Francisco Samonek, fundador da Seringô, envolve 1.565 famílias ribeirinhas na cadeia da borracha — Foto: Divulgação
Francisco Samonek, fundador da Seringô, envolve 1.565 famílias ribeirinhas na cadeia da borracha — Foto: Divulgação

O empreendimento nasceu para ampliar a autonomia dos produtores e agregar valor à matéria-prima na origem. Atualmente, alcança 1.565 famílias ribeirinhas de 85 comunidades, distribuídas por 12 municípios do Pará. “O seringueiro é dono da borracha dele. No modelo tradicional, quem é o dono é o patrão.”

Um dos diferenciais é o Cernambi Virgem Ecológico (CVE), tecnologia certificada pela Fundação Banco do Brasil em 2021. O método dispensa maquinário pesado e permite o processamento na própria casa, abrindo espaço também para a participação feminina. Mulheres dos seringais fazem artesanato e biojoias, como brincos e colares.
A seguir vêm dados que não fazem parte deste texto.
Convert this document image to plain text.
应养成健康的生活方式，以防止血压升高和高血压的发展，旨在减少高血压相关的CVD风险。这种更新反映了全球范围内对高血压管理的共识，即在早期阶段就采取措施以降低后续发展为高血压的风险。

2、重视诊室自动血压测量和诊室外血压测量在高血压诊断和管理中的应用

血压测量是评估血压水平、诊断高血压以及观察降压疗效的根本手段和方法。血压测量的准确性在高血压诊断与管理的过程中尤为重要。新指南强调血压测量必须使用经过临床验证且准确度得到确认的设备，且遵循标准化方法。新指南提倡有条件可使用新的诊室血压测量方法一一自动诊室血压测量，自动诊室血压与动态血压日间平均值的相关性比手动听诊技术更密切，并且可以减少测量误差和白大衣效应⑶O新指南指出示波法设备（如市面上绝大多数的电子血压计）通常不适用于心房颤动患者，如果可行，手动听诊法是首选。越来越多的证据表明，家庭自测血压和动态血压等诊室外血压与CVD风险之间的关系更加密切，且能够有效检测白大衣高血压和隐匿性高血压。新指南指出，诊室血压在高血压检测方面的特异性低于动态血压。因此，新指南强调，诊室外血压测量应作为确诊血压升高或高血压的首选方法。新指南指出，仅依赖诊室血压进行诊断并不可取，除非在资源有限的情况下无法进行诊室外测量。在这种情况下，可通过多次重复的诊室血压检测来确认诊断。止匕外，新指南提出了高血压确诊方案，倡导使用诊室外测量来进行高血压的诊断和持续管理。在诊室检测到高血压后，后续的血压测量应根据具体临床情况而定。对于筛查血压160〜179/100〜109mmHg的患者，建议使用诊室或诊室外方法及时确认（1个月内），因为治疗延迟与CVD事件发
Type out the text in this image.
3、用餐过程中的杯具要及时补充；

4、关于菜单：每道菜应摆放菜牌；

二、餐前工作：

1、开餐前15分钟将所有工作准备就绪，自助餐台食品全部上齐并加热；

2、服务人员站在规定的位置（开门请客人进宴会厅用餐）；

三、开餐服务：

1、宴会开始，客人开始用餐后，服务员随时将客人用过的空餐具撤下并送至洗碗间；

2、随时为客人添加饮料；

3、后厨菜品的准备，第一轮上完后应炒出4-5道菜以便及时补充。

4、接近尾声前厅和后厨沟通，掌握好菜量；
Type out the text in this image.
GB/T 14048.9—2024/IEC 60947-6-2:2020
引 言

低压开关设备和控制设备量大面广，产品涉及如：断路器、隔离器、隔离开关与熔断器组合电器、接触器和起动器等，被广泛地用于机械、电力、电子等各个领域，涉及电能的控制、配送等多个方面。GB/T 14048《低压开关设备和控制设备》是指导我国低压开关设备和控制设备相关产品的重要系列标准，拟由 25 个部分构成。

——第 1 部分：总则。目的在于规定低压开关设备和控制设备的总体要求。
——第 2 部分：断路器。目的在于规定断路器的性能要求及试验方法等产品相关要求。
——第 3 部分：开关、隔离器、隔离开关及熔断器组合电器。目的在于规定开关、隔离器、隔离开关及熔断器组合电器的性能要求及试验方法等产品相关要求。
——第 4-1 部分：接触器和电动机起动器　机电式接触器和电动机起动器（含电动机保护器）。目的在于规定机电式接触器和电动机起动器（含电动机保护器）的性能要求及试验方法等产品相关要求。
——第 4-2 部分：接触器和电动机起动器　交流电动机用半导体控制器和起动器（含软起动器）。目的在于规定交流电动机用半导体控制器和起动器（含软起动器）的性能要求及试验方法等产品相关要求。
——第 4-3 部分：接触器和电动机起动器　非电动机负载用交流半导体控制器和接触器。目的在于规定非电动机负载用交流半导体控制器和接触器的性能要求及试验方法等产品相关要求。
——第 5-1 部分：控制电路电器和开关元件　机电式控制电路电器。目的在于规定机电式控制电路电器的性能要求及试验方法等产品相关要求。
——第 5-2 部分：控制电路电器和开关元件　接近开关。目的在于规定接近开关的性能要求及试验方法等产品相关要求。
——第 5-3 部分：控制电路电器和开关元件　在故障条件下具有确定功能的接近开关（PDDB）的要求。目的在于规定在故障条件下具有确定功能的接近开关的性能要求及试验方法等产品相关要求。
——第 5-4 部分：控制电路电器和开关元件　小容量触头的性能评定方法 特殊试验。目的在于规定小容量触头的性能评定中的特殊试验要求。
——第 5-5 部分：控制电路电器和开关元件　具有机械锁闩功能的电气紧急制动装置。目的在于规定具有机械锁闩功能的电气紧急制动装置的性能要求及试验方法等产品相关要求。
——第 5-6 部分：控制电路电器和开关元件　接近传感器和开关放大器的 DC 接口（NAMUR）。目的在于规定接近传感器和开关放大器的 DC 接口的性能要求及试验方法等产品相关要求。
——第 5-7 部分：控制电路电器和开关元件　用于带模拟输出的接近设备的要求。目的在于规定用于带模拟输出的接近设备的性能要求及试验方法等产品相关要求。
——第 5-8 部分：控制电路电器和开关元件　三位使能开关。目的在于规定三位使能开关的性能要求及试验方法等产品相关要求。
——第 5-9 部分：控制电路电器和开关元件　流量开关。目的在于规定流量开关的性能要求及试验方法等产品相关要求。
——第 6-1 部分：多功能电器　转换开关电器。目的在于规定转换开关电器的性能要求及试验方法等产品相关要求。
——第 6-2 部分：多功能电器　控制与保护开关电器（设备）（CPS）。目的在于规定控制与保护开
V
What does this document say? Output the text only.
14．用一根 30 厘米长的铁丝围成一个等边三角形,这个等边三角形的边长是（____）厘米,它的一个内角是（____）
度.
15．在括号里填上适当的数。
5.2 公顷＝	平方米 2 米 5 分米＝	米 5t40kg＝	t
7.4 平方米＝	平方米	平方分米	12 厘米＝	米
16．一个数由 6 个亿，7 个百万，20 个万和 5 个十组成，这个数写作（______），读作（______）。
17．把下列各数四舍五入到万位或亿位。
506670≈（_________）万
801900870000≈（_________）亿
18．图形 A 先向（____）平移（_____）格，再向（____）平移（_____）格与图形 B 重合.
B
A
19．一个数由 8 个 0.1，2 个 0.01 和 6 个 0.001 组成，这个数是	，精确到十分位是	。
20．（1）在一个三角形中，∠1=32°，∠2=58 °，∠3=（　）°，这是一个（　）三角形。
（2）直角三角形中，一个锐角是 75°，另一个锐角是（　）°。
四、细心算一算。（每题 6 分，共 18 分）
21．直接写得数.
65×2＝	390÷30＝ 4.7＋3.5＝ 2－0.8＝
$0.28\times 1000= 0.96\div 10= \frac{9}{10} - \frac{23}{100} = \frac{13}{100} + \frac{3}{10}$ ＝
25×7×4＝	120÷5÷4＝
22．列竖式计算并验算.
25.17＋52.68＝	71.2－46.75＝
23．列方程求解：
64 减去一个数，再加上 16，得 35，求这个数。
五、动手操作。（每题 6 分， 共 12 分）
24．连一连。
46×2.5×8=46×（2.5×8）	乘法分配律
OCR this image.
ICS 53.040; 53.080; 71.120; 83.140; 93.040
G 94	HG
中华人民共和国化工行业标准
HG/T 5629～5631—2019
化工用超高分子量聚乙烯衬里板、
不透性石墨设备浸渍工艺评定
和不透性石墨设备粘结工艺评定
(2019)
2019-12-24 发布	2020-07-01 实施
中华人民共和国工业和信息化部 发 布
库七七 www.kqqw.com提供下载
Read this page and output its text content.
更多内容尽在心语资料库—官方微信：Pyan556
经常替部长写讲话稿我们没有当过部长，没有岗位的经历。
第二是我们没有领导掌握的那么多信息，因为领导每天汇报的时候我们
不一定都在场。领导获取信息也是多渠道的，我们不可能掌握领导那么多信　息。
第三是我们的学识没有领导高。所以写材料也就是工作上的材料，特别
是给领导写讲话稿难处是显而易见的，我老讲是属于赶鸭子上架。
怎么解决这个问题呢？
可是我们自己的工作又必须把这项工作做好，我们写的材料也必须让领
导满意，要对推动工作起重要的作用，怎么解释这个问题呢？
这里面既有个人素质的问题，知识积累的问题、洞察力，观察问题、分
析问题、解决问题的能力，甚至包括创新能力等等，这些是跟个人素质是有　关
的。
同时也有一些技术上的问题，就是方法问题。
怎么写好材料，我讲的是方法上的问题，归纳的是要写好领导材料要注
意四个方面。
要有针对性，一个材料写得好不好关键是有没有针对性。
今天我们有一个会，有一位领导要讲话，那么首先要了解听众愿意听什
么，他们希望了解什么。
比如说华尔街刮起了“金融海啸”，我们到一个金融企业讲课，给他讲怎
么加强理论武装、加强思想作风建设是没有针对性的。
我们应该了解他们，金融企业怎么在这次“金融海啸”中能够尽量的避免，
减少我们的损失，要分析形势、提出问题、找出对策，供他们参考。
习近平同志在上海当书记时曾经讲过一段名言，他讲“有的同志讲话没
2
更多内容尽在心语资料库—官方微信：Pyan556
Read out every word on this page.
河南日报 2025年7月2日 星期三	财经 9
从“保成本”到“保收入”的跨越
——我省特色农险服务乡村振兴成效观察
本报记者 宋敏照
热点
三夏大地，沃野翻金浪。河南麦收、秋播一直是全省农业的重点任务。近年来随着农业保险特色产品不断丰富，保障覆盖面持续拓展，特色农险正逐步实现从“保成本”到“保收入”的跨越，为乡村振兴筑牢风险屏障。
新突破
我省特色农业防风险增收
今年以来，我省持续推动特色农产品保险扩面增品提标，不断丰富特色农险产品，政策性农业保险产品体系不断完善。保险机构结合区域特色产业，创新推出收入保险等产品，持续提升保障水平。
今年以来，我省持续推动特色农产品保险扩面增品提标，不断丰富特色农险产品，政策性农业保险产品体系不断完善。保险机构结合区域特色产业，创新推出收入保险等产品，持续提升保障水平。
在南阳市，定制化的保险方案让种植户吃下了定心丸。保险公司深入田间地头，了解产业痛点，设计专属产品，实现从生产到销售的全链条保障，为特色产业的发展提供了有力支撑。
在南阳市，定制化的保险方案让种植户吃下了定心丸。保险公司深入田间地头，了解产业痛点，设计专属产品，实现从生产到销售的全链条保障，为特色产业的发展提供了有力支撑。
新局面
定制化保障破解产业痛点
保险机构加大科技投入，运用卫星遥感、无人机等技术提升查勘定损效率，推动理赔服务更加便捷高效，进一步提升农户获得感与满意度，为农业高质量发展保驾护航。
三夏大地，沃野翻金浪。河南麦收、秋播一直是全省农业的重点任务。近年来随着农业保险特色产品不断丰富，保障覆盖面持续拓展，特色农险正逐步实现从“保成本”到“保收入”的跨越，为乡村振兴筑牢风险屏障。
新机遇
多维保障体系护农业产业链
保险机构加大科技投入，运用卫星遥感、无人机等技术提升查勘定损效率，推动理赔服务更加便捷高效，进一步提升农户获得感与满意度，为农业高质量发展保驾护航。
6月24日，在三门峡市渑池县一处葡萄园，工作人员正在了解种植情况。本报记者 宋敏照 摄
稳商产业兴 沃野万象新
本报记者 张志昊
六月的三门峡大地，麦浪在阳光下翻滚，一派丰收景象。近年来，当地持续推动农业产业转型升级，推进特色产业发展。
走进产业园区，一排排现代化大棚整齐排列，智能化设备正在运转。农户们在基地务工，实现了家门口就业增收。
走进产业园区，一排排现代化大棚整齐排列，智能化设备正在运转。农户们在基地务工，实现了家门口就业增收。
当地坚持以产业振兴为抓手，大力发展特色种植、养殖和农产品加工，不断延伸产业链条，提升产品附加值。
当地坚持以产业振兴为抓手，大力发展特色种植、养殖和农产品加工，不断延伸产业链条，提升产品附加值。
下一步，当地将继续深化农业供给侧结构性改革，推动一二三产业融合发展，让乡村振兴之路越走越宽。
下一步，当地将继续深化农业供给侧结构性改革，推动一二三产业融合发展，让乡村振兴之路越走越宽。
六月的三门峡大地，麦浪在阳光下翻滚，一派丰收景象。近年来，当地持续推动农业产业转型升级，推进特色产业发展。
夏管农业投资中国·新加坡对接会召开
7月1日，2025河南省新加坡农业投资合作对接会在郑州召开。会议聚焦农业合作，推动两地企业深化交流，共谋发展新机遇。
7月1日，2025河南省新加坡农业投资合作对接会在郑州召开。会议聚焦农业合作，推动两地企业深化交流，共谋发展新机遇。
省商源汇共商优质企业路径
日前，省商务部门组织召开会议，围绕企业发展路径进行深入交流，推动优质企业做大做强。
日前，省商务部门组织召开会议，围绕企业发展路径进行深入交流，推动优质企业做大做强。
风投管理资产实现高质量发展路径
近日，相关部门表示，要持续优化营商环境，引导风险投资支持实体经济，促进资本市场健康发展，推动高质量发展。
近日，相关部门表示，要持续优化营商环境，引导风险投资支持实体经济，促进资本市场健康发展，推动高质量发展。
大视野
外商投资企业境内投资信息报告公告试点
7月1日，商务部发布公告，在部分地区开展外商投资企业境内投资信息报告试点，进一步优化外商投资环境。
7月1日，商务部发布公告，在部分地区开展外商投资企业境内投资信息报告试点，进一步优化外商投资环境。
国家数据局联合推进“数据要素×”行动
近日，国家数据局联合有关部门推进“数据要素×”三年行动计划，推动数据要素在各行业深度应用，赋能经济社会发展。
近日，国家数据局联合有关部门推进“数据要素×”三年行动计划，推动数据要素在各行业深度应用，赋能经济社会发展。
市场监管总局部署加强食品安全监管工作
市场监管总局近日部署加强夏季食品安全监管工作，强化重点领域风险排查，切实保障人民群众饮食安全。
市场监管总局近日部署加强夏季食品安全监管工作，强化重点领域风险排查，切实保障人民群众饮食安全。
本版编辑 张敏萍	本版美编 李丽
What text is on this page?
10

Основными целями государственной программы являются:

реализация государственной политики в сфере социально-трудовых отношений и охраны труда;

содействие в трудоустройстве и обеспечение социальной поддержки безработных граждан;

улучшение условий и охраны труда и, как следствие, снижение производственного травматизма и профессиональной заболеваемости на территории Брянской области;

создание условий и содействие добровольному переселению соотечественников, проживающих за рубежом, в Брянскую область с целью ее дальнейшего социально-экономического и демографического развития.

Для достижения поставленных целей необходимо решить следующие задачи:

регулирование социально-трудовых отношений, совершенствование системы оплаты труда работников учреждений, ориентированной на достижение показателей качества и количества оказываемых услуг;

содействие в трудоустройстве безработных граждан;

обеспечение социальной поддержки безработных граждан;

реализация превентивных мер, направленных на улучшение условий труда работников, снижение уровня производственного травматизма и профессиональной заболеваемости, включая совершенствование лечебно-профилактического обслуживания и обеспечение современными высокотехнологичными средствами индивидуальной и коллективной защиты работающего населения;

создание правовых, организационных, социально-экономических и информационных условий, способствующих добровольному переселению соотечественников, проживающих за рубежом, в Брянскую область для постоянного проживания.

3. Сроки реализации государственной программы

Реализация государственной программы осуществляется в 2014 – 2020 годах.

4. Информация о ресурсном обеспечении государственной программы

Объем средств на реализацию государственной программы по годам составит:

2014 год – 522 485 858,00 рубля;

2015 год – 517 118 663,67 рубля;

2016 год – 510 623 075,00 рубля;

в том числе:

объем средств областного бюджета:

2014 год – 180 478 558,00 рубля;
A inovação chegou também ao portfólio, livre de derivados de petróleo ou minerais. Os tênis, vendidos a partir de R$ 400, levam 70% de borracha natural e 30% de caroço de açaí micronizado. Há ainda utilidades domésticas, vestuário com desenhos marajoaras e peças tingidas com corantes naturais.

Cada artigo possui QR Code que comprova a origem e permite rastrear os insumos. A empresa mantém fábrica em Castanhal (PA) e loja em Belém (PA). Após começar com até R$ 1 milhão em recursos próprios, recebeu R$ 2,5 milhões, para pesquisa e desenvolvimento, da Financiadora de Estudos e Projetos (Finep), empresa pública federal vinculada ao Ministério da Ciência, Tecnologia e Inovação (MCTI).

Em 2025, a empresa faturou R$ 600 mil e projeta superar R$ 1 milhão neste ano, com a abertura de mercados e o início das exportações.